The urgent task of the Church, then, is to demystify the nation-state and to treat it like the telephone company ("Killing for the Telephone Company: Why the Nation-State is not the Keeper of the Common Good" Modern Theology 20:2, April 2004)
It was worth keeping in mind that this task is not new. Today is the saints day for Marcellus of Tangiers. In the task of reshaping our understanding of the respective claims of God and the state the story of Marcellus is worth remembering.
In the year A.D. 298, enemies threatened the Roman Empire on several fronts. For reasons of state security, the government increased pressure on soldiers and others to demonstrate allegiance to the “divine” emperor. Protocol required the centurion Marcellus to lead his troops in giving allegiance to Rome on the emperor’s birthday.
An ancient account states that “Marcellus rejected these pagan festivities.” He threw down his soldier’s belt (which carried his weapons) in front of the legionary standards (the Roman eagle and images of the emperor). Then he spoke in a loud voice in front of his troops: “I am a soldier of Jesus Christ, the eternal king. From now I cease to serve your emperors and I despise the worship of your gods of wood and stone, for they are deaf and dumb images.”
The record says the soldiers under the command of Marcellus were “amazed,” and promptly arrested him. An account of his trial in October 298 records the following exchange between the judge Agricolanus and Marcellus:
Agricolanus: “Did you say the things that are recorded in the prefect’s report?”
Marcellus: “Yes, I did.”
Agricolanus: “You held the military rank of centurion, first class?”

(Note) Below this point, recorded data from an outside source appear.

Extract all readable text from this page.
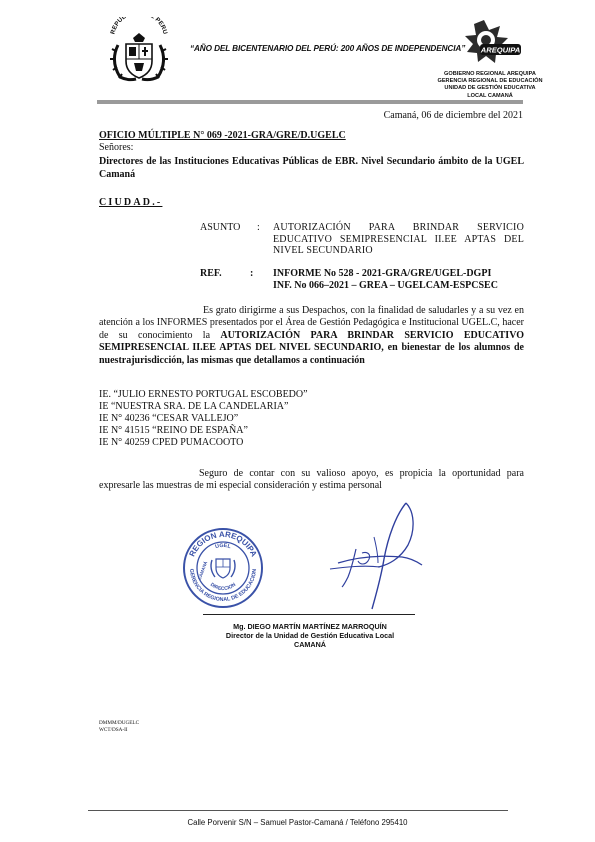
REPUB PERU
“AÑO DEL BICENTENARIO DEL PERÚ: 200 AÑOS DE INDEPENDENCIA” AREQUIPA
GOBIERNO REGIONAL AREQUIPA
GERENCIA REGIONAL DE EDUCACIÓN
UNIDAD DE GESTIÓN EDUCATIVA
LOCAL CAMANÁ
Camaná, 06 de diciembre del 2021
OFICIO MÚLTIPLE N° 069 -2021-GRA/GRE/D.UGELC
Señores:
Directores de las Instituciones Educativas Públicas de EBR. Nivel Secundario ámbito de la UGEL Camaná
CIUDAD.-
ASUNTO : AUTORIZACIÓN PARA BRINDAR SERVICIO EDUCATIVO SEMIPRESENCIAL II.EE APTAS DEL NIVEL SECUNDARIO
REF.	: INFORME No 528 - 2021-GRA/GRE/UGEL-DGPI
INF. No 066–2021 – GREA – UGELCAM-ESPCSEC
Es grato dirigirme a sus Despachos, con la finalidad de saludarles y a su vez en atención a los INFORMES presentados por el Área de Gestión Pedagógica e Institucional UGEL.C, hacer de su conocimiento la AUTORIZACIÓN PARA BRINDAR SERVICIO EDUCATIVO SEMIPRESENCIAL II.EE APTAS DEL NIVEL SECUNDARIO, en bienestar de los alumnos de nuestrajurisdicción, las mismas que detallamos a continuación
IE. “JULIO ERNESTO PORTUGAL ESCOBEDO”
IE “NUESTRA SRA. DE LA CANDELARIA”
IE N° 40236 “CESAR VALLEJO”
IE N° 41515 “REINO DE ESPAÑA”
IE N° 40259 CPED PUMACOOTO
Seguro de contar con su valioso apoyo, es propicia la oportunidad para expresarle las muestras de mi especial consideración y estima personal
REGION AREQUIPA
GERENCIA REGIONAL DE EDUCACION
UGEL
DIRECCION
CAMANÁ
Mg. DIEGO MARTÍN MARTÍNEZ MARROQUÍN
Director de la Unidad de Gestión Educativa Local
CAMANÁ
DMMM/DUGELC
WCT/DSA-II
Calle Porvenir S/N – Samuel Pastor-Camaná / Teléfono 295410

Agricolanus: “What madness possessed you to throw down the symbols of your military oath and to say the things you did?”
Marcellus: “No madness possesses those who fear the Lord.”

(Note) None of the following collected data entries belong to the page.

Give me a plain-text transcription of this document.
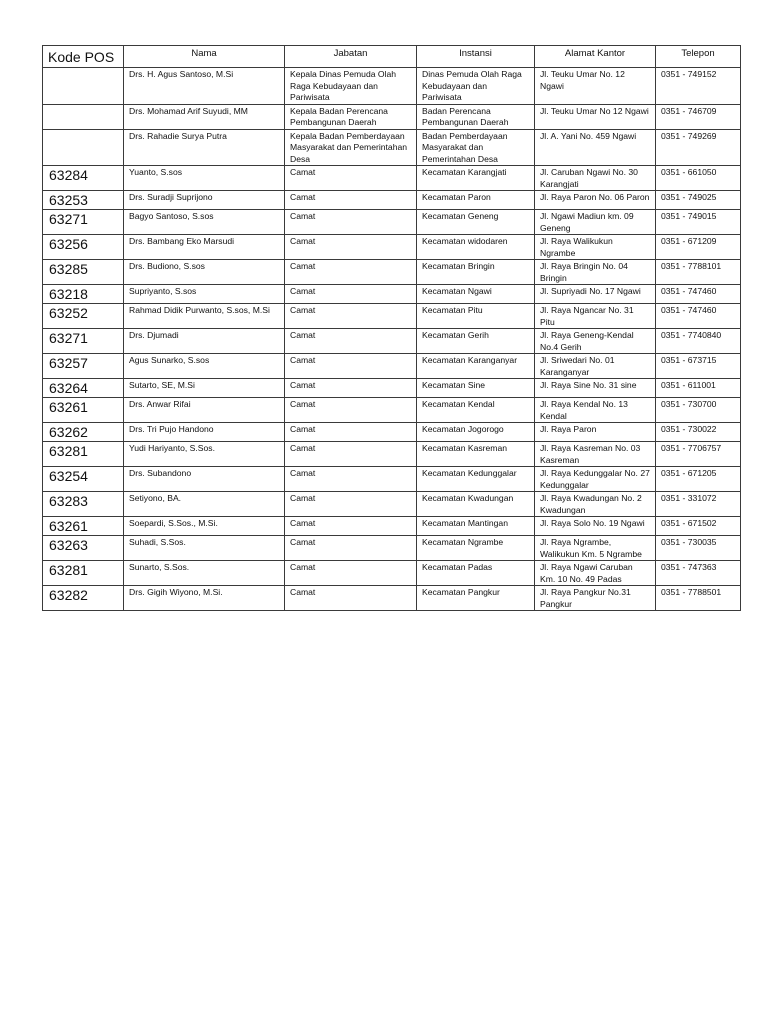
Kode POS	Nama	Jabatan	Instansi	Alamat Kantor	Telepon
	Drs. H. Agus Santoso, M.Si	Kepala Dinas Pemuda Olah Raga Kebudayaan dan Pariwisata	Dinas Pemuda Olah Raga Kebudayaan dan Pariwisata	Jl. Teuku Umar No. 12 Ngawi	0351 - 749152
	Drs. Mohamad Arif Suyudi, MM	Kepala Badan Perencana Pembangunan Daerah	Badan Perencana Pembangunan Daerah	Jl. Teuku Umar No 12 Ngawi	0351 - 746709
	Drs. Rahadie Surya Putra	Kepala Badan Pemberdayaan Masyarakat dan Pemerintahan Desa	Badan Pemberdayaan Masyarakat dan Pemerintahan Desa	Jl. A. Yani No. 459 Ngawi	0351 - 749269
63284	Yuanto, S.sos	Camat	Kecamatan Karangjati	Jl. Caruban Ngawi No. 30 Karangjati	0351 - 661050
63253	Drs. Suradji Suprijono	Camat	Kecamatan Paron	Jl. Raya Paron No. 06 Paron	0351 - 749025
63271	Bagyo Santoso, S.sos	Camat	Kecamatan Geneng	Jl. Ngawi Madiun km. 09 Geneng	0351 - 749015
63256	Drs. Bambang Eko Marsudi	Camat	Kecamatan widodaren	Jl. Raya Walikukun Ngrambe	0351 - 671209
63285	Drs. Budiono, S.sos	Camat	Kecamatan Bringin	Jl. Raya Bringin No. 04 Bringin	0351 - 7788101
63218	Supriyanto, S.sos	Camat	Kecamatan Ngawi	Jl. Supriyadi No. 17 Ngawi	0351 - 747460
63252	Rahmad Didik Purwanto, S.sos, M.Si	Camat	Kecamatan Pitu	Jl. Raya Ngancar No. 31 Pitu	0351 - 747460
63271	Drs. Djumadi	Camat	Kecamatan Gerih	Jl. Raya Geneng-Kendal No.4 Gerih	0351 - 7740840
63257	Agus Sunarko, S.sos	Camat	Kecamatan Karanganyar	Jl. Sriwedari No. 01 Karanganyar	0351 - 673715
63264	Sutarto, SE, M.Si	Camat	Kecamatan Sine	Jl. Raya Sine No. 31 sine	0351 - 611001
63261	Drs. Anwar Rifai	Camat	Kecamatan Kendal	Jl. Raya Kendal No. 13 Kendal	0351 - 730700
63262	Drs. Tri Pujo Handono	Camat	Kecamatan Jogorogo	Jl. Raya Paron	0351 - 730022
63281	Yudi Hariyanto, S.Sos.	Camat	Kecamatan Kasreman	Jl. Raya Kasreman No. 03 Kasreman	0351 - 7706757
63254	Drs. Subandono	Camat	Kecamatan Kedunggalar	Jl. Raya Kedunggalar No. 27 Kedunggalar	0351 - 671205
63283	Setiyono, BA.	Camat	Kecamatan Kwadungan	Jl. Raya Kwadungan No. 2 Kwadungan	0351 - 331072
63261	Soepardi, S.Sos., M.Si.	Camat	Kecamatan Mantingan	Jl. Raya Solo No. 19 Ngawi	0351 - 671502
63263	Suhadi, S.Sos.	Camat	Kecamatan Ngrambe	Jl. Raya Ngrambe, Walikukun Km. 5 Ngrambe	0351 - 730035
63281	Sunarto, S.Sos.	Camat	Kecamatan Padas	Jl. Raya Ngawi Caruban Km. 10 No. 49 Padas	0351 - 747363
63282	Drs. Gigih Wiyono, M.Si.	Camat	Kecamatan Pangkur	Jl. Raya Pangkur No.31 Pangkur	0351 - 7788501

Agricolanus: “Then you did say all those things that are set down in the prefect’s report?”
Marcellus: “Yes, I said them.”
Agricolanus: “You threw down your weapons?”
Marcellus: “Yes, I did. For it is not fitting that a Christian, who fights for Christ his Lord, should fight for the armies of this world.”
Agricolanus: “What Marcellus has done merits punishment according to military rules. And so, whereas Marcellus, who held the rank of centurion, first class, has confessed that he has disgraced himself by publicly renouncing his military oath, … I hereby sentence him to death by the sword.”
Marcellus (being led out to execution): “Agricolanus, may God reward you.”